The United Nation’s recent draft resolution seeking a change in the composition of permanent members in the Security Council, often termed a  “Big Boys” club, has generated much euphoria in diplomatic circles of countries like India, Brazil, Japan, and Germany- a group coined as the G-4. However, it is this euphoria which demands a critical analysis of the UNSC itself. It is imperative to understand whether a permanent seat on the UNSC is worth the effort put by these countries, and especially by India. I.e., is a permanent seat a “feather” on the hat or the “hat” itself?

India has been a strong and old contender for a permanent seat on the UNSC since 1955. To realize this dream it has left no leaf unturned and has even managed to get assurances from almost all countries including big guns like the United States, Great Britain, and Russia and even from G-4 nations. It is almost unacceptable for people in power in India to digest the fact that a country with 1.2 billion people and a $2 trillion economy, that is the third largest country in terms of purchasing power parity, and that is a major contributor to UNPKF isn’t a member of the UNSC club. The above sentiment is evident from Indian Prime Minister Narendra Modi’s recent address to the 70th UN general assembly where he called for UN reforms “so that it carries greater credibility and legitimacy and will be more representative and effective in achieving our goals,” while directly asking for India’s permanent membership to the UNSC.  India has even taken up this issue in various summit level interactions with countries like the United States, Great Britain, France, and Russia with all of these countries giving verbal assurances. India’s itch for the Security Council does make sense. However, my question isn’t about the criteria for India’s eligibility. Rather, it is about the UNSC’s significance in contemporary global politics.

Recent years have shown the United Nations, especially the UNSC, as a body deviating from its raison d’être and heading towards failure. It has become a parking lot for bureaucrats and political appointees. A close look at changed geo-politics and the United Nations’ incompetence to deal with it makes the above point clear. The major problems confronting the world today include turmoil in the Middle East accompanied by the rise of ISIS/ISIL, the rise of an assertive China, and the standoff between Russia and the West over Ukraine. However, notwithstanding its role to maintain peace and order, the UNSC hasn’t been able to draft out a concrete solution on any of these issues.

In fact, NATO intervention in Libya in 2011 has made the situation on ground worse. The recent exodus to Europe from these countries and the drowning of 700 Libyan refugees could in a way be attributed to the above intervention. The recent Syrian war has further exposed the weakness of the UNSC in fulfilling its objective of maintaining peace and order, with UN-Secretary General Ban-Ki-Moon raising his hand in defeat and claiming “Syria is our collective failure.” Other incidents include the U.S. invasion of Iraq in 2003 without the UNSC’s approval, China’s reluctance to accept any international arbitration on the South China Sea conflict, and the current impasse over Ukraine.
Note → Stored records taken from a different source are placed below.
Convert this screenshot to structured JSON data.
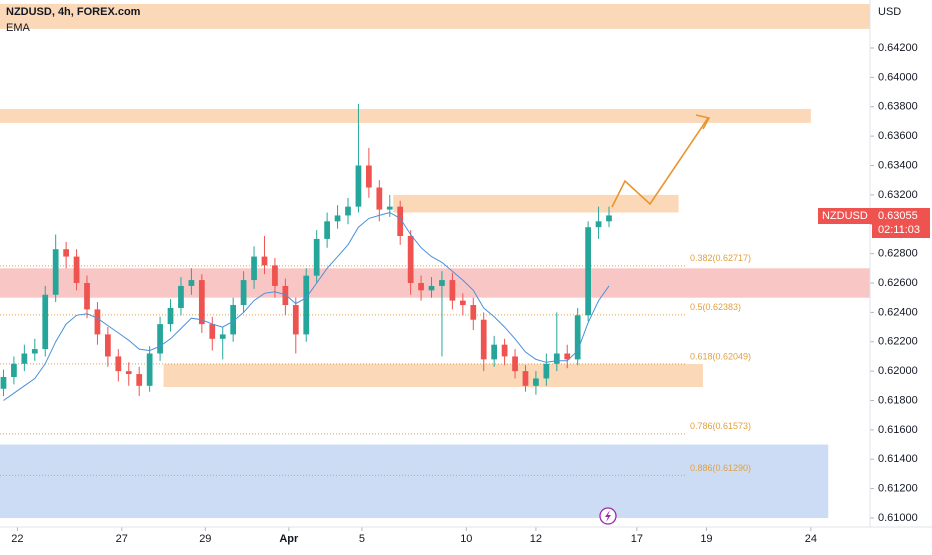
{
  "chart_data": {
    "type": "candlestick",
    "title": "NZDUSD, 4h, FOREX.com",
    "indicator": "EMA",
    "currency": "USD",
    "symbol_label": "NZDUSD",
    "last_price": 0.63055,
    "countdown": "02:11:03",
    "xlim": [
      0,
      250
    ],
    "ylim": [
      0.6095,
      0.645
    ],
    "xticks": [
      {
        "value": 5,
        "label": "22"
      },
      {
        "value": 35,
        "label": "27"
      },
      {
        "value": 59,
        "label": "29"
      },
      {
        "value": 83,
        "label": "Apr"
      },
      {
        "value": 104,
        "label": "5"
      },
      {
        "value": 134,
        "label": "10"
      },
      {
        "value": 154,
        "label": "12"
      },
      {
        "value": 183,
        "label": "17"
      },
      {
        "value": 203,
        "label": "19"
      },
      {
        "value": 233,
        "label": "24"
      }
    ],
    "yticks": [
      {
        "value": 0.61,
        "label": "0.61000"
      },
      {
        "value": 0.612,
        "label": "0.61200"
      },
      {
        "value": 0.614,
        "label": "0.61400"
      },
      {
        "value": 0.616,
        "label": "0.61600"
      },
      {
        "value": 0.618,
        "label": "0.61800"
      },
      {
        "value": 0.62,
        "label": "0.62000"
      },
      {
        "value": 0.622,
        "label": "0.62200"
      },
      {
        "value": 0.624,
        "label": "0.62400"
      },
      {
        "value": 0.626,
        "label": "0.62600"
      },
      {
        "value": 0.628,
        "label": "0.62800"
      },
      {
        "value": 0.63,
        "label": "0.63000"
      },
      {
        "value": 0.632,
        "label": "0.63200"
      },
      {
        "value": 0.634,
        "label": "0.63400"
      },
      {
        "value": 0.636,
        "label": "0.63600"
      },
      {
        "value": 0.638,
        "label": "0.63800"
      },
      {
        "value": 0.64,
        "label": "0.64000"
      },
      {
        "value": 0.642,
        "label": "0.64200"
      }
    ],
    "up_color": "#26a69a",
    "down_color": "#ef5350",
    "ema_color": "#4a90d9",
    "x": [
      1,
      4,
      7,
      10,
      13,
      16,
      19,
      22,
      25,
      28,
      31,
      34,
      37,
      40,
      43,
      46,
      49,
      52,
      55,
      58,
      61,
      64,
      67,
      70,
      73,
      76,
      79,
      82,
      85,
      88,
      91,
      94,
      97,
      100,
      103,
      106,
      109,
      112,
      115,
      118,
      121,
      124,
      127,
      130,
      133,
      136,
      139,
      142,
      145,
      148,
      151,
      154,
      157,
      160,
      163,
      166,
      169,
      172,
      175
    ],
    "open": [
      0.6188,
      0.6196,
      0.6205,
      0.6212,
      0.6215,
      0.6252,
      0.6283,
      0.6278,
      0.626,
      0.6242,
      0.6225,
      0.621,
      0.62,
      0.6198,
      0.619,
      0.6212,
      0.6232,
      0.6243,
      0.6258,
      0.6262,
      0.6232,
      0.6222,
      0.6225,
      0.6245,
      0.6262,
      0.6278,
      0.6272,
      0.6258,
      0.6245,
      0.6225,
      0.6265,
      0.629,
      0.6302,
      0.6306,
      0.6312,
      0.634,
      0.6325,
      0.631,
      0.6312,
      0.6292,
      0.626,
      0.6255,
      0.6258,
      0.6262,
      0.6248,
      0.6245,
      0.6235,
      0.6208,
      0.6218,
      0.621,
      0.62,
      0.619,
      0.6195,
      0.6205,
      0.6212,
      0.6208,
      0.6238,
      0.6298,
      0.6302
    ],
    "high": [
      0.6201,
      0.621,
      0.6218,
      0.6222,
      0.6258,
      0.6293,
      0.6288,
      0.6283,
      0.6265,
      0.6247,
      0.623,
      0.6215,
      0.6206,
      0.6203,
      0.6217,
      0.6237,
      0.6249,
      0.6264,
      0.627,
      0.6266,
      0.6237,
      0.623,
      0.625,
      0.6268,
      0.6285,
      0.6292,
      0.6277,
      0.6263,
      0.625,
      0.627,
      0.6296,
      0.6308,
      0.6313,
      0.6318,
      0.6382,
      0.6352,
      0.633,
      0.632,
      0.6316,
      0.6296,
      0.6265,
      0.6264,
      0.6268,
      0.6267,
      0.6253,
      0.625,
      0.624,
      0.6224,
      0.6222,
      0.6215,
      0.6204,
      0.62,
      0.6212,
      0.624,
      0.6218,
      0.6243,
      0.6302,
      0.6312,
      0.6312
    ],
    "low": [
      0.6183,
      0.6191,
      0.62,
      0.6207,
      0.621,
      0.6247,
      0.627,
      0.6255,
      0.6236,
      0.6218,
      0.6203,
      0.6193,
      0.619,
      0.6183,
      0.6186,
      0.6207,
      0.6227,
      0.6238,
      0.6252,
      0.6226,
      0.6214,
      0.6208,
      0.622,
      0.624,
      0.6256,
      0.6266,
      0.625,
      0.6238,
      0.6212,
      0.622,
      0.626,
      0.6284,
      0.6297,
      0.63,
      0.6308,
      0.6318,
      0.6302,
      0.6305,
      0.6286,
      0.6252,
      0.6248,
      0.625,
      0.621,
      0.6242,
      0.6238,
      0.6228,
      0.62,
      0.6203,
      0.6204,
      0.6195,
      0.6186,
      0.6184,
      0.619,
      0.62,
      0.6202,
      0.6204,
      0.6234,
      0.629,
      0.6298
    ],
    "close": [
      0.6196,
      0.6205,
      0.6212,
      0.6215,
      0.6252,
      0.6283,
      0.6278,
      0.626,
      0.6242,
      0.6225,
      0.621,
      0.62,
      0.6198,
      0.619,
      0.6212,
      0.6232,
      0.6243,
      0.6258,
      0.6262,
      0.6232,
      0.6222,
      0.6225,
      0.6245,
      0.6262,
      0.6278,
      0.6272,
      0.6258,
      0.6245,
      0.6225,
      0.6265,
      0.629,
      0.6302,
      0.6306,
      0.6312,
      0.634,
      0.6325,
      0.631,
      0.6312,
      0.6292,
      0.626,
      0.6255,
      0.6258,
      0.6262,
      0.6248,
      0.6245,
      0.6235,
      0.6208,
      0.6218,
      0.621,
      0.62,
      0.619,
      0.6195,
      0.6205,
      0.6212,
      0.6208,
      0.6238,
      0.6298,
      0.6302,
      0.6306
    ],
    "ema": [
      0.618,
      0.6185,
      0.619,
      0.6195,
      0.6205,
      0.622,
      0.6232,
      0.6238,
      0.6239,
      0.6236,
      0.6231,
      0.6226,
      0.6221,
      0.6215,
      0.6214,
      0.6217,
      0.6222,
      0.6229,
      0.6236,
      0.6235,
      0.6232,
      0.623,
      0.6234,
      0.624,
      0.6248,
      0.6253,
      0.6254,
      0.6252,
      0.6246,
      0.625,
      0.626,
      0.627,
      0.6278,
      0.6286,
      0.6298,
      0.6304,
      0.6306,
      0.6308,
      0.6304,
      0.6293,
      0.6284,
      0.6278,
      0.6274,
      0.6268,
      0.6262,
      0.6255,
      0.6243,
      0.6237,
      0.623,
      0.6222,
      0.6213,
      0.6208,
      0.6206,
      0.6207,
      0.6207,
      0.6214,
      0.6233,
      0.6248,
      0.6258
    ],
    "zones": [
      {
        "low": 0.6433,
        "high": 0.645,
        "x0": 0,
        "x1": 250,
        "color": "#fbd9b8"
      },
      {
        "low": 0.6369,
        "high": 0.63785,
        "x0": 0,
        "x1": 233,
        "color": "#fbd9b8"
      },
      {
        "low": 0.6308,
        "high": 0.632,
        "x0": 113,
        "x1": 195,
        "color": "#fbd9b8"
      },
      {
        "low": 0.625,
        "high": 0.627,
        "x0": 0,
        "x1": 250,
        "color": "#f9c6c6"
      },
      {
        "low": 0.61892,
        "high": 0.62049,
        "x0": 47,
        "x1": 202,
        "color": "#fbd9b8"
      },
      {
        "low": 0.61,
        "high": 0.615,
        "x0": 0,
        "x1": 238,
        "color": "#cddcf5"
      }
    ],
    "fib_levels": [
      {
        "value": 0.62717,
        "label": "0.382(0.62717)"
      },
      {
        "value": 0.62383,
        "label": "0.5(0.62383)"
      },
      {
        "value": 0.62049,
        "label": "0.618(0.62049)"
      },
      {
        "value": 0.61573,
        "label": "0.786(0.61573)"
      },
      {
        "value": 0.6129,
        "label": "0.886(0.61290)"
      }
    ],
    "fib_color": "#e0a040"
  }
}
Next is the jackpot question of veto power, which is one of the major reasons for these persistent efforts made by G-4 countries, especially India, to gain a permanent UNSC seat. Given India’s policy of non-alignment in the past, veto power might complicate things further. A close look at voting patterns reveals that Russia and China are mostly on one side, while NATO partners are on the other. Given the strategic partnership that India maintains with each of these countries, taking a stance would not only adversely affect India’s relationship with them, but would also give a severe blow to India’s non-alignment stance. Hence, strained relations with these nations could lead to a possibility of exposing India to increased international pressure on issues like the Kashmir dispute, human rights abuse in the north east, and climate change reform.

In today’s world, issues like trade, security, and energy pertaining to long-term interests of emerging economies like India are achieved by bilateral negotiation. Examples include the U.S.-India nuclear deal as well as the Carbon Emission Agreement between the United States and China, both bilateral in nature. Placing one’s weight heavily on multilateral organizations like the UNSC seems illogical. Owing to the above-mentioned trend of global politics, India should focus more on engaging its diplomatic capital dynamically in bilateral fora rather than investing in moribund institutions like the UNSC.

With booming economies and youthful populations, developing nations – including India – appear just in their demands regarding a permanent UNSC seat. In fact, the inclusion of new countries would make the UNSC structure much more democratic and would reflect the changed realities of 21st century global politics. It would also infuse multiple viewpoints in the council, enabling it to take a more nuanced view of cascading political turmoil. Thus, if the UNSC is to maintain its legitimacy in a continuously evolving global, political structure, it is the UNSC that needs these members rather than the other way around.